Cela fait maintenant près de trente ans que des IMF (institutions de microfinance) ont commencé, dans les pays en voie de développement, à offrir des services financiers, notamment du microcrédit, aux exclus du système bancaire. Initialement portée par des ONG (organisations non gouvernementales) et des structures à vocation sociale, l'activité s'est révélée viable et même rentable. De sorte qu'un secteur commercial de plus en plus efficace s'est développé, certaines IMF se transformant même en banques formelles.

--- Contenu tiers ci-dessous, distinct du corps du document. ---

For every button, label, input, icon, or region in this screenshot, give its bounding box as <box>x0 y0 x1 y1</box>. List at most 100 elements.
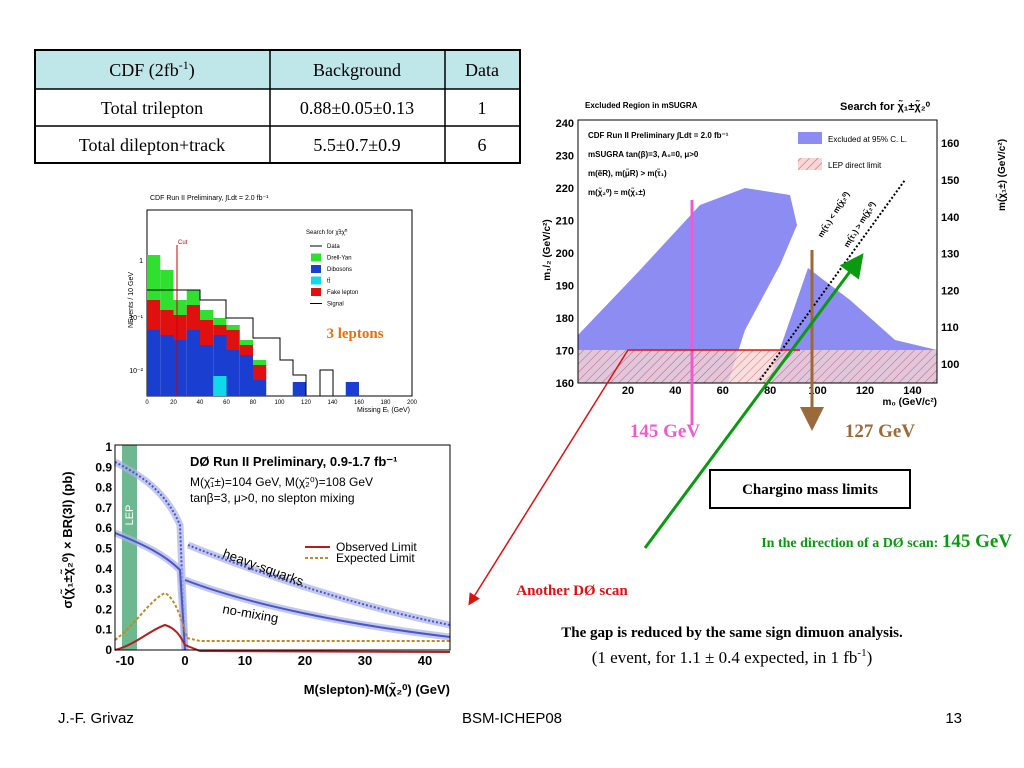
y-tick-label: 160 <box>556 378 574 390</box>
legend-swatch <box>311 288 321 296</box>
y-tick-label: 0.6 <box>95 521 112 535</box>
y-tick-label: 1 <box>105 440 112 454</box>
fake-bar <box>160 310 174 335</box>
boundary-line <box>759 179 906 381</box>
y-tick-label: 0.8 <box>95 481 112 495</box>
y-tick-label: 1 <box>139 258 143 265</box>
legend-swatch <box>798 132 822 144</box>
y-tick-label: 220 <box>556 183 574 195</box>
y-tick-label: 230 <box>556 151 574 163</box>
heavy-squarks-curve <box>187 544 451 626</box>
legend-label: Fake lepton <box>327 290 358 296</box>
diboson-bar <box>147 330 161 396</box>
annotation: (1 event, for 1.1 ± 0.4 expected, in 1 f… <box>592 647 873 667</box>
y2-tick-label: 150 <box>941 175 959 187</box>
annotation: Chargino mass limits <box>742 482 878 498</box>
y-tick-label: 10⁻² <box>129 368 143 375</box>
legend-label: Drell-Yan <box>327 256 352 262</box>
legend-label: Signal <box>327 302 344 308</box>
box <box>709 469 911 509</box>
y2-label: m(χ̃₁±) (GeV/c²) <box>995 139 1008 211</box>
y-label: σ(χ̃₁±χ̃₂⁰) × BR(3l) (pb) <box>60 471 75 608</box>
y-label: m₁/₂ (GeV/c²) <box>542 219 553 280</box>
legend-label: LEP direct limit <box>828 161 882 170</box>
excluded-region <box>578 188 797 383</box>
legend-title: Search for χ̃±χ̃⁰ <box>306 229 348 236</box>
fake-bar <box>226 330 240 350</box>
x-tick-label: 40 <box>418 653 432 668</box>
x-tick-label: 60 <box>223 400 230 406</box>
y2-tick-label: 160 <box>941 138 959 150</box>
dy-bar <box>200 310 214 320</box>
x-tick-label: 30 <box>358 653 372 668</box>
cdf-plot: CDF Run II Preliminary, ∫Ldt = 2.0 fb⁻¹ … <box>120 188 418 414</box>
plot-note: CDF Run II Preliminary ∫Ldt = 2.0 fb⁻¹ <box>588 131 729 140</box>
header-tail: ) <box>189 60 195 81</box>
cell: 5.5±0.7±0.9 <box>313 135 400 155</box>
cell: 1 <box>478 98 487 118</box>
x-tick-label: 120 <box>856 385 874 397</box>
annotation-text: In the direction of a DØ scan: <box>761 536 942 551</box>
y-tick-label: 0.9 <box>95 460 112 474</box>
y-tick-label: 240 <box>556 118 574 130</box>
annotation: Another DØ scan <box>516 583 628 599</box>
diboson-bar <box>253 380 267 396</box>
y2-tick-label: 140 <box>941 212 959 224</box>
diboson-bar <box>173 340 187 396</box>
x-tick-label: 140 <box>327 400 338 406</box>
y-tick-label: 0.4 <box>95 562 112 576</box>
y-tick-label: 0.3 <box>95 582 112 596</box>
diboson-bar <box>292 382 306 396</box>
plot-note: M(χ̃₁±)=104 GeV, M(χ̃₂⁰)=108 GeV <box>190 475 373 489</box>
y-tick-label: 0.7 <box>95 501 112 515</box>
legend-swatch <box>798 158 822 170</box>
annotation: In the direction of a DØ scan: 145 GeV <box>761 531 1012 552</box>
dy-bar <box>239 340 253 345</box>
fake-bar <box>186 305 200 330</box>
fake-bar <box>173 315 187 340</box>
lep-band <box>122 445 137 650</box>
header-text: CDF (2fb <box>109 60 179 81</box>
x-tick-label: 20 <box>170 400 177 406</box>
x-tick-label: 160 <box>354 400 365 406</box>
legend-label: Observed Limit <box>336 540 417 554</box>
annotation: 3 leptons <box>326 326 383 342</box>
x-tick-label: 100 <box>274 400 285 406</box>
x-label: M(slepton)-M(χ̃₂⁰) (GeV) <box>304 682 450 697</box>
legend-swatch <box>311 276 321 285</box>
footer-page: 13 <box>945 710 962 727</box>
annotation-tail: ) <box>867 648 873 667</box>
x-tick-label: 60 <box>717 385 729 397</box>
header-cell: Background <box>313 60 401 80</box>
annotation-value: 145 GeV <box>942 531 1012 552</box>
lep-limit <box>578 350 937 383</box>
y-tick-label: 0.5 <box>95 542 112 556</box>
arrow <box>643 253 864 549</box>
y2-tick-label: 100 <box>941 359 959 371</box>
x-tick-label: 10 <box>238 653 252 668</box>
fake-bar <box>253 365 267 380</box>
diboson-bar <box>239 355 253 396</box>
no-mixing-curve <box>114 532 451 651</box>
x-tick-label: 0 <box>145 400 149 406</box>
y-tick-label: 0.1 <box>95 623 112 637</box>
signal-hist <box>147 289 334 396</box>
d0-plot: DØ Run II Preliminary, 0.9-1.7 fb⁻¹ M(χ̃… <box>60 438 456 700</box>
annotation-text: (1 event, for 1.1 ± 0.4 expected, in 1 f… <box>592 648 858 667</box>
diboson-bar <box>345 382 359 396</box>
lep-label: LEP <box>124 505 136 526</box>
x-tick-label: 140 <box>903 385 921 397</box>
annotation: 127 GeV <box>845 421 915 442</box>
cell: Total trilepton <box>101 98 203 118</box>
fake-bar <box>147 300 161 330</box>
footer: J.-F. Grivaz BSM-ICHEP08 13 <box>58 710 962 727</box>
legend-label: Data <box>327 244 340 250</box>
x-tick-label: 180 <box>380 400 391 406</box>
heavy-squarks-curve <box>114 461 186 651</box>
x-label: Missing Eₜ (GeV) <box>357 407 410 414</box>
y-tick-label: 180 <box>556 313 574 325</box>
ttbar-bar <box>213 376 227 396</box>
plot-note: m(χ̃₂⁰) ≈ m(χ̃₁±) <box>588 188 646 197</box>
fake-bar <box>213 325 227 335</box>
y-tick-label: 0 <box>105 643 112 657</box>
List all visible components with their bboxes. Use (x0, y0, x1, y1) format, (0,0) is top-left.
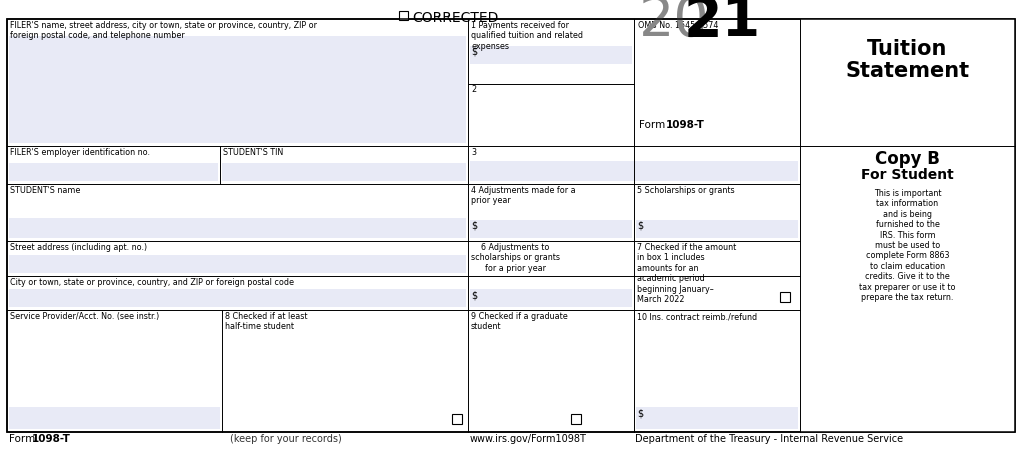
Text: Copy B: Copy B (875, 150, 940, 168)
Bar (9, 36, 466, 143)
Bar (470, 220, 632, 238)
Text: Statement: Statement (845, 61, 970, 81)
Text: 1098-T: 1098-T (32, 434, 71, 444)
Bar (470, 289, 632, 307)
Text: Service Provider/Acct. No. (see instr.): Service Provider/Acct. No. (see instr.) (10, 312, 159, 321)
Text: $: $ (471, 47, 477, 57)
Text: $: $ (637, 408, 643, 418)
Text: This is important
tax information
and is being
furnished to the
IRS. This form
m: This is important tax information and is… (860, 189, 956, 302)
Text: Form: Form (9, 434, 39, 444)
Text: OMB No. 1545-1574: OMB No. 1545-1574 (638, 21, 718, 30)
Text: STUDENT'S name: STUDENT'S name (10, 186, 81, 195)
Text: 1098-T: 1098-T (666, 120, 705, 130)
Bar (571, 414, 580, 424)
Text: 6 Adjustments to
scholarships or grants
for a prior year: 6 Adjustments to scholarships or grants … (471, 243, 560, 273)
Text: 21: 21 (684, 0, 761, 48)
Text: Tuition: Tuition (868, 39, 947, 59)
Text: 2: 2 (471, 85, 476, 94)
Bar (222, 163, 466, 181)
Text: 10 Ins. contract reimb./refund: 10 Ins. contract reimb./refund (637, 312, 757, 321)
Bar (800, 19, 1015, 184)
Text: (keep for your records): (keep for your records) (230, 434, 341, 444)
Bar (636, 220, 798, 238)
Text: 20: 20 (639, 0, 709, 48)
Text: 8 Checked if at least
half-time student: 8 Checked if at least half-time student (225, 312, 308, 331)
Text: Street address (including apt. no.): Street address (including apt. no.) (10, 243, 147, 252)
Bar (9, 218, 466, 238)
Bar (470, 161, 798, 181)
Text: FILER'S name, street address, city or town, state or province, country, ZIP or
f: FILER'S name, street address, city or to… (10, 21, 317, 40)
Bar (780, 292, 790, 302)
Text: Form: Form (639, 120, 668, 130)
Text: City or town, state or province, country, and ZIP or foreign postal code: City or town, state or province, country… (10, 278, 294, 287)
Bar (636, 407, 798, 429)
Text: www.irs.gov/Form1098T: www.irs.gov/Form1098T (470, 434, 587, 444)
Text: CORRECTED: CORRECTED (412, 11, 499, 25)
Text: $: $ (637, 221, 643, 231)
Bar (470, 46, 632, 64)
Text: $: $ (471, 290, 477, 300)
Bar (9, 289, 466, 307)
Text: 4 Adjustments made for a
prior year: 4 Adjustments made for a prior year (471, 186, 575, 205)
Bar (800, 184, 1015, 432)
Text: 9 Checked if a graduate
student: 9 Checked if a graduate student (471, 312, 568, 331)
Bar (9, 255, 466, 273)
Text: 3: 3 (471, 148, 476, 157)
Text: STUDENT'S TIN: STUDENT'S TIN (223, 148, 283, 157)
Bar (452, 414, 462, 424)
Text: Department of the Treasury - Internal Revenue Service: Department of the Treasury - Internal Re… (635, 434, 903, 444)
Text: FILER'S employer identification no.: FILER'S employer identification no. (10, 148, 150, 157)
Text: 5 Scholarships or grants: 5 Scholarships or grants (637, 186, 735, 195)
Text: 7 Checked if the amount
in box 1 includes
amounts for an
academic period
beginni: 7 Checked if the amount in box 1 include… (637, 243, 736, 304)
Bar (9, 163, 218, 181)
Text: 1 Payments received for
qualified tuition and related
expenses: 1 Payments received for qualified tuitio… (471, 21, 583, 51)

Devant l'émergence d'un modèle profitable, les banques internationales se sont intéressées au phénomène. Première stratégie : le refinancement. C'est la voie suivie par le groupe BNP Paribas en s'appuyant sur son réseau de filiales internationales pour pouvoir prêter aux IMF en monnaie locale et éviter de leur faire subir un risque de change périlleux. « Depuis 2006, nous nous sommes engagés dans un programme visant à mettre en place des procédures de gestion du risque adaptées, ainsi qu'une évaluation de l'impact social de nos financements, affirme Emmanuel de Lutzel, directeur Microfinance Groupe chez BNP Paribas. Aujourd'hui, nous en sommes à 65 millions d'euros d'encours répartis sur 22 partenaires, avec lesquels nous créons une relation durable. » Cette approche n'est toutefois pas sans risque pour les IMF. Elle repose sur des prêts à court terme, d'un an, et constitue donc une ressource d'autant plus inconfortable que la crise financière a fait grimper les primes de risques et réduit la marge de manœuvre de quelques géants tels Citigroup et Morgan Stanley, qui s'étaient fortement investis dans la microfinance.
Echange de compétences
L'Agence française de développement (AFD) incite de son côté les banques françaises à s'engager plus directement dans la microfinance. Selon Jean-Nicolas Béasse, chargé d'affaires à l'AFD, les banques ont tout intérêt à élargir leur offre à l'ensemble du marché. C'est le meilleur moyen pour elles d'accompagner la croissance des pays en développement. « Par exemple, à Madagascar, qui compte 20 millions d'habitants, une poignée de banques, la plupart françaises, se partagent quelques centaines de milliers de clients », précise-t-il. Et mieux vaut ne pas rater le coche, car le processus de bancarisation peut s'avérer fulgurant. Au Vietnam, où le taux de pénétration de la microfinance atteint 25 %, le nombre de comptes en banque a bondi de 5 à 8 millions de 2005 à 2006. Bien sûr, il ne s'agit pas pour les banques de se lancer du jour au lendemain à la conquête d'un segment de marché qu'elles ont jusque-là ignoré, mais d'opérer progressivement. Le « downscaling » consiste par exemple à descendre en gamme pour offrir des financements à moyen terme adaptés aux PME locales. Autre option : créer des filiales spécialisées ou entrer au capital d'institutions de microfinance. « En 2008, deux banques françaises, Société Générale et le Crédit Coopératif ont ainsi décidé d'investir au Burkina Faso dans une IMF, dont la création a été initiée par l'AFD », ajoute Jean-Nicolas Béasse.
Inscrite dans une stratégie à long terme, cette approche permet de développer un réel échange de compétences entre les banques et les IMF, et s'adresse à des structures de taille intermédiaire, moins matures, et qui accèdent difficilement aux financements privés. C'est cette même cible que vise la Grameen Crédit Agricole Microfinance Foundation « avec une prédilection, toutefois, pour les structures œuvrant dans le milieu agricole et rural, et même une certaine préférence pour le modèle coopératif », assure Jean-Luc Perron, délégué général de la fondation. Un retour aux sources qui symbolise bien l'attrait de la microfinance pour les banques. Dans une période tumultueuse, elles redorent leur image en valorisant leur métier de base : le financement de l'« économie réelle » ; elles luttent contre la pauvreté et le font savoir, tout en se familiarisant avec un marché potentiel qui rassemble 80 % de la population mondiale.